The Homeland Security Department—the government’s point agency for cybersecurity—fell short of top marks in three of five areas in the annual information security assessment, according to a report released Monday.
The 2017 Federal Information Security Management Act report rates the department’s various cybersecurity capabilities on a scale of 1 through 5, with the lowest score, 1, representing an “ad-hoc” use of information security and the highest being an “optimized” cybersecurity posture.
“Per the FY 2017 reporting instructions, Level 4, ‘managed and measureable,’ represents an effective cybersecurity function,” Homeland Security’s inspector general wrote. “Where an agency achieves Level 4 in the majority of the five cybersecurity functions evaluated, its information security program may be considered effective overall.”
The department fell just short of that target. Of the five categories assessed—identify, protect, detect, respond and recover—Homeland Security achieved Level 4 in two and Level 3 in the remaining three areas.
The department achieved Level 4 cleanly in the incident response category with no additional recommendations from the inspector general. Auditors also gave the department a Level 4 designation for its ability to identify risk areas but qualified that score, as a number of classified and unclassified systems are still running without updated authorities to operate, or ATOs.
As of June 2017, 64 systems were running without security authorizations, including 16 integral to national security and 48 unclassified systems. While problematic, these numbers are down significantly year over year, from 79 unclassified systems operating without ATOs in 2016 and 203 in 2015.
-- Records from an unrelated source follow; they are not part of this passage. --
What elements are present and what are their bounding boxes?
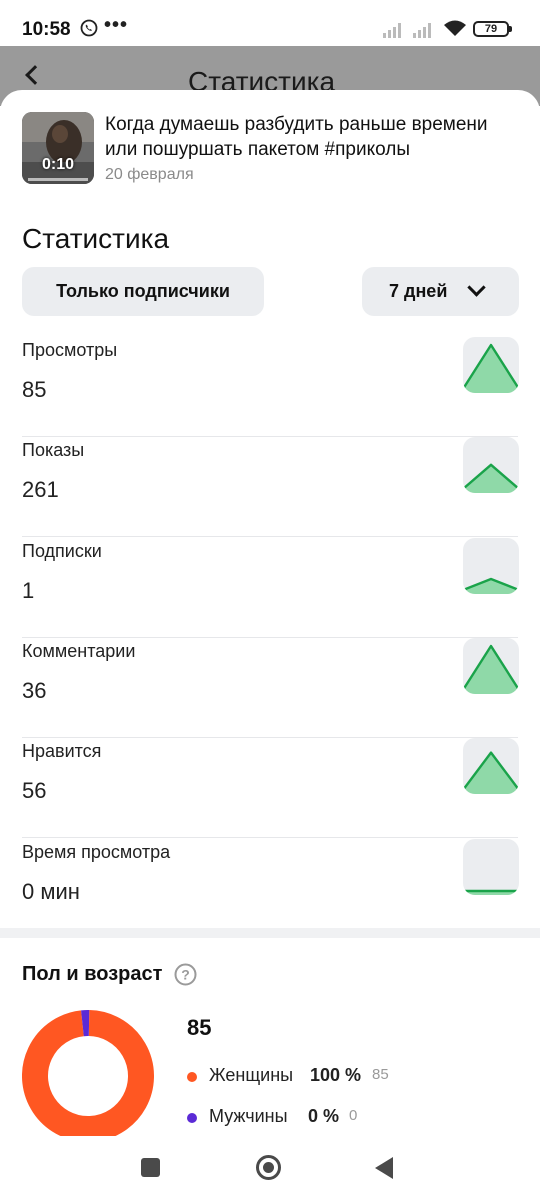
battery-level: 79 [484, 23, 498, 35]
video-title: Когда думаешь разбудить раньше времени и… [105, 114, 488, 160]
back-arrow-icon [25, 65, 45, 85]
stat-row[interactable]: Нравится 56 [22, 738, 519, 838]
home-button[interactable] [256, 1155, 281, 1180]
video-date: 20 февраля [105, 166, 194, 183]
gender-age-heading: Пол и возраст [22, 963, 163, 985]
stat-value: 85 [22, 377, 47, 402]
viber-icon [80, 19, 98, 37]
period-dropdown[interactable]: 7 дней [362, 267, 519, 316]
stat-value: 261 [22, 477, 59, 502]
recent-apps-button[interactable] [141, 1158, 160, 1177]
trend-sparkline [463, 839, 519, 895]
wifi-icon [444, 20, 466, 36]
system-navigation-bar [0, 1136, 540, 1200]
legend-count: 0 [349, 1107, 358, 1124]
trend-sparkline [463, 437, 519, 493]
trend-sparkline [463, 738, 519, 794]
legend-count: 85 [372, 1066, 389, 1083]
stat-row[interactable]: Просмотры 85 [22, 337, 519, 437]
chevron-down-icon [467, 278, 486, 297]
stat-value: 56 [22, 778, 47, 803]
svg-text:?: ? [181, 967, 190, 983]
more-notifications-icon: ••• [104, 14, 129, 36]
subscribers-only-filter[interactable]: Только подписчики [22, 267, 264, 316]
stat-row[interactable]: Показы 261 [22, 437, 519, 537]
period-label: 7 дней [389, 281, 448, 301]
legend-percent: 0 % [308, 1106, 340, 1126]
stat-row[interactable]: Комментарии 36 [22, 638, 519, 738]
trend-sparkline [463, 337, 519, 393]
trend-sparkline [463, 638, 519, 694]
status-bar: 10:58 ••• 79 [0, 0, 540, 46]
demographics-total: 85 [187, 1015, 212, 1040]
video-duration: 0:10 [41, 156, 75, 173]
help-icon[interactable]: ? [174, 963, 197, 986]
status-time: 10:58 [22, 19, 71, 40]
stat-label: Нравится [22, 741, 102, 761]
battery-tip [509, 26, 512, 32]
battery-icon: 79 [473, 21, 509, 37]
signal-icon [383, 23, 401, 38]
video-info[interactable]: 0:10 Когда думаешь разбудить раньше врем… [22, 112, 522, 186]
stat-row[interactable]: Время просмотра 0 мин [22, 839, 519, 939]
stat-label: Время просмотра [22, 842, 171, 862]
trend-sparkline [463, 538, 519, 594]
legend-color-dot [187, 1113, 197, 1123]
stat-value: 1 [22, 578, 35, 603]
stat-divider [22, 536, 518, 537]
back-button[interactable] [375, 1157, 393, 1179]
section-separator [0, 928, 540, 938]
stat-label: Подписки [22, 541, 102, 561]
stat-label: Просмотры [22, 340, 118, 360]
stat-row[interactable]: Подписки 1 [22, 538, 519, 638]
legend-color-dot [187, 1072, 197, 1082]
legend-label: Мужчины [209, 1106, 288, 1126]
stat-label: Показы [22, 440, 85, 460]
signal-icon [413, 23, 431, 38]
gender-donut-chart [22, 1010, 154, 1142]
stat-value: 36 [22, 678, 47, 703]
donut-slice [22, 1010, 154, 1142]
statistics-heading: Статистика [22, 223, 170, 254]
legend-percent: 100 % [310, 1065, 362, 1085]
stat-value: 0 мин [22, 879, 80, 904]
stat-label: Комментарии [22, 641, 136, 661]
video-thumbnail[interactable]: 0:10 [22, 112, 94, 184]
statistics-sheet: 0:10 Когда думаешь разбудить раньше врем… [0, 90, 540, 1200]
stat-divider [22, 837, 518, 838]
legend-label: Женщины [209, 1065, 294, 1085]
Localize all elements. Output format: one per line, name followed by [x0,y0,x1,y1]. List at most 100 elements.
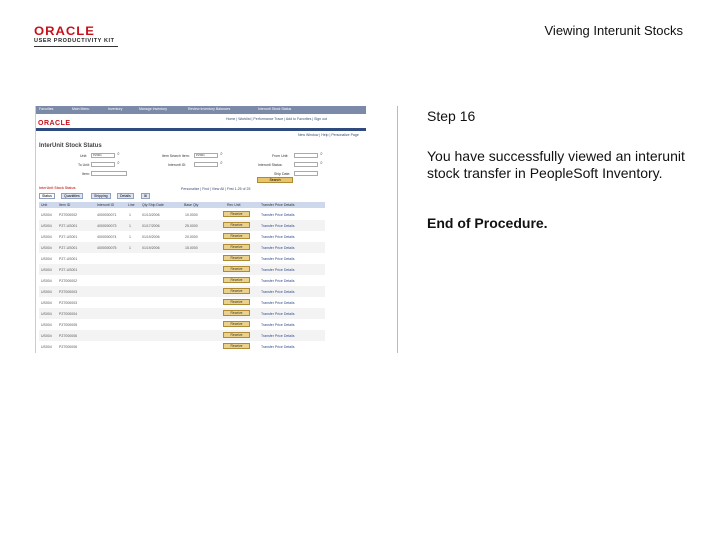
receive-button[interactable]: Receive [223,277,250,283]
to-unit-label: To Unit: [78,163,90,167]
transfer-price-details-link[interactable]: Transfer Price Details [261,279,295,283]
interunit-id-lookup-icon[interactable]: ⌕ [220,160,223,166]
cell-line: 1 [129,224,131,228]
cell-unit: US004 [41,323,52,327]
transfer-price-details-link[interactable]: Transfer Price Details [261,345,295,349]
transfer-price-details-link[interactable]: Transfer Price Details [261,246,295,250]
table-row: US004 PZ7000003 Receive Transfer Price Deta… [39,286,325,297]
tab-status[interactable]: Status [39,193,55,199]
cell-unit: US004 [41,213,52,217]
item-search-label: Item Search Item: [162,154,190,158]
tab-details[interactable]: Details [117,193,134,199]
interunit-status-label: Interunit Status: [258,163,283,167]
transfer-price-details-link[interactable]: Transfer Price Details [261,334,295,338]
logo-word: ORACLE [34,23,95,38]
transfer-price-details-link[interactable]: Transfer Price Details [261,235,295,239]
item-label: Item: [82,172,90,176]
cell-unit: US004 [41,257,52,261]
table-row: US004 PZ7-US001 4000000075 1 01/19/2006 15.00… [39,242,325,253]
cell-line: 1 [129,246,131,250]
cell-item: PZ7000002 [59,213,78,217]
tab-shipping[interactable]: Shipping [91,193,111,199]
transfer-price-details-link[interactable]: Transfer Price Details [261,323,295,327]
unit-input[interactable]: PZ001 [91,153,115,158]
component-title: InterUnit Stock Status [39,143,102,149]
receive-button[interactable]: Receive [223,255,250,261]
tab-quantities[interactable]: Quantities [61,193,83,199]
transfer-price-details-link[interactable]: Transfer Price Details [261,312,295,316]
col-interunit-id: Interunit ID [97,203,115,207]
cell-item: PZ7000004 [59,312,78,316]
receive-button[interactable]: Receive [223,321,250,327]
transfer-price-details-link[interactable]: Transfer Price Details [261,290,295,294]
cell-id: 4000000075 [97,246,117,250]
ship-date-label: Ship Date: [274,172,291,176]
receive-button[interactable]: Receive [223,310,250,316]
breadcrumb-interunit-status[interactable]: Interunit Stock Status [258,107,291,111]
tab-show-all-icon[interactable]: ⊞ [141,193,150,199]
interunit-id-input[interactable] [194,162,218,167]
table-row: US004 PZ7000006 Receive Transfer Price Deta… [39,341,325,352]
col-line: Line [128,203,135,207]
receive-button[interactable]: Receive [223,244,250,250]
receive-button[interactable]: Receive [223,266,250,272]
transfer-price-details-link[interactable]: Transfer Price Details [261,268,295,272]
receive-button[interactable]: Receive [223,233,250,239]
receive-button[interactable]: Receive [223,211,250,217]
cell-line: 1 [129,235,131,239]
cell-item: PZ7000006 [59,334,78,338]
cell-item: PZ7000002 [59,279,78,283]
item-search-input[interactable]: PZ001 [194,153,218,158]
from-unit-lookup-icon[interactable]: ⌕ [320,151,323,157]
cell-qty: 25.0000 [185,224,198,228]
unit-lookup-icon[interactable]: ⌕ [117,151,120,157]
cell-id: 4000000074 [97,235,117,239]
receive-button[interactable]: Receive [223,288,250,294]
interunit-status-lookup-icon[interactable]: ⌕ [320,160,323,166]
universal-nav[interactable]: Home | Worklist | Performance Trace | Ad… [226,117,327,121]
breadcrumb-review-balances[interactable]: Review Inventory Balances [188,107,230,111]
to-unit-input[interactable] [91,162,115,167]
transfer-price-details-link[interactable]: Transfer Price Details [261,213,295,217]
receive-button[interactable]: Receive [223,222,250,228]
breadcrumb-manage-inventory[interactable]: Manage Inventory [139,107,167,111]
cell-unit: US004 [41,334,52,338]
table-row: US004 PZ7-US001 4000000073 1 01/17/2006 25.00… [39,220,325,231]
screenshot-divider [397,106,398,353]
transfer-price-details-link[interactable]: Transfer Price Details [261,224,295,228]
to-unit-lookup-icon[interactable]: ⌕ [117,160,120,166]
interunit-status-input[interactable] [294,162,318,167]
search-button[interactable]: Search [257,177,293,183]
receive-button[interactable]: Receive [223,299,250,305]
grid-column-header: Unit Item ID Interunit ID Line Qty Ship … [39,202,325,208]
item-input[interactable] [91,171,127,176]
receive-button[interactable]: Receive [223,343,250,349]
item-search-lookup-icon[interactable]: ⌕ [220,151,223,157]
application-screenshot: Favorites Main Menu Inventory Manage Inv… [35,106,398,353]
cell-item: PZ7-US001 [59,257,78,261]
from-unit-input[interactable] [294,153,318,158]
breadcrumb-bar: Favorites Main Menu Inventory Manage Inv… [36,106,366,114]
page-title: Viewing Interunit Stocks [544,23,684,38]
cell-item: PZ7-US001 [59,235,78,239]
cell-date: 01/13/2006 [142,213,160,217]
transfer-price-details-link[interactable]: Transfer Price Details [261,257,295,261]
cell-unit: US004 [41,279,52,283]
breadcrumb-favorites[interactable]: Favorites [39,107,53,111]
cell-unit: US004 [41,301,52,305]
from-unit-label: From Unit: [272,154,289,158]
end-of-procedure: End of Procedure. [427,215,548,231]
breadcrumb-inventory[interactable]: Inventory [108,107,122,111]
page-bar-links[interactable]: New Window | Help | Personalize Page [298,133,359,137]
col-transfer-price: Transfer Price Details [261,203,295,207]
table-row: US004 PZ7000004 Receive Transfer Price Deta… [39,308,325,319]
receive-button[interactable]: Receive [223,332,250,338]
grid-navigation[interactable]: Personalize | Find | View All | First 1-… [181,187,250,191]
breadcrumb-main-menu[interactable]: Main Menu [72,107,89,111]
col-unit: Unit [41,203,48,207]
cell-item: PZ7-US001 [59,268,78,272]
transfer-price-details-link[interactable]: Transfer Price Details [261,301,295,305]
ship-date-input[interactable] [294,171,318,176]
cell-unit: US004 [41,235,52,239]
col-item-id: Item ID [59,203,71,207]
The department has a goal of 100-percent compliance for its high-value systems and 95 percent compliance for lower value assets within each of its component agencies. For high-value systems, the Federal Emergency Management Agency, Immigration and Customs Enforcement, the National Protection and Programs Directorate—which oversees critical governmentwide cybersecurity initiatives—and the Coast Guard all fell short. For non-high-value assets, Homeland Security headquarters, the Federal Law Enforcement Training Center, ICE and NPPD missed the mark.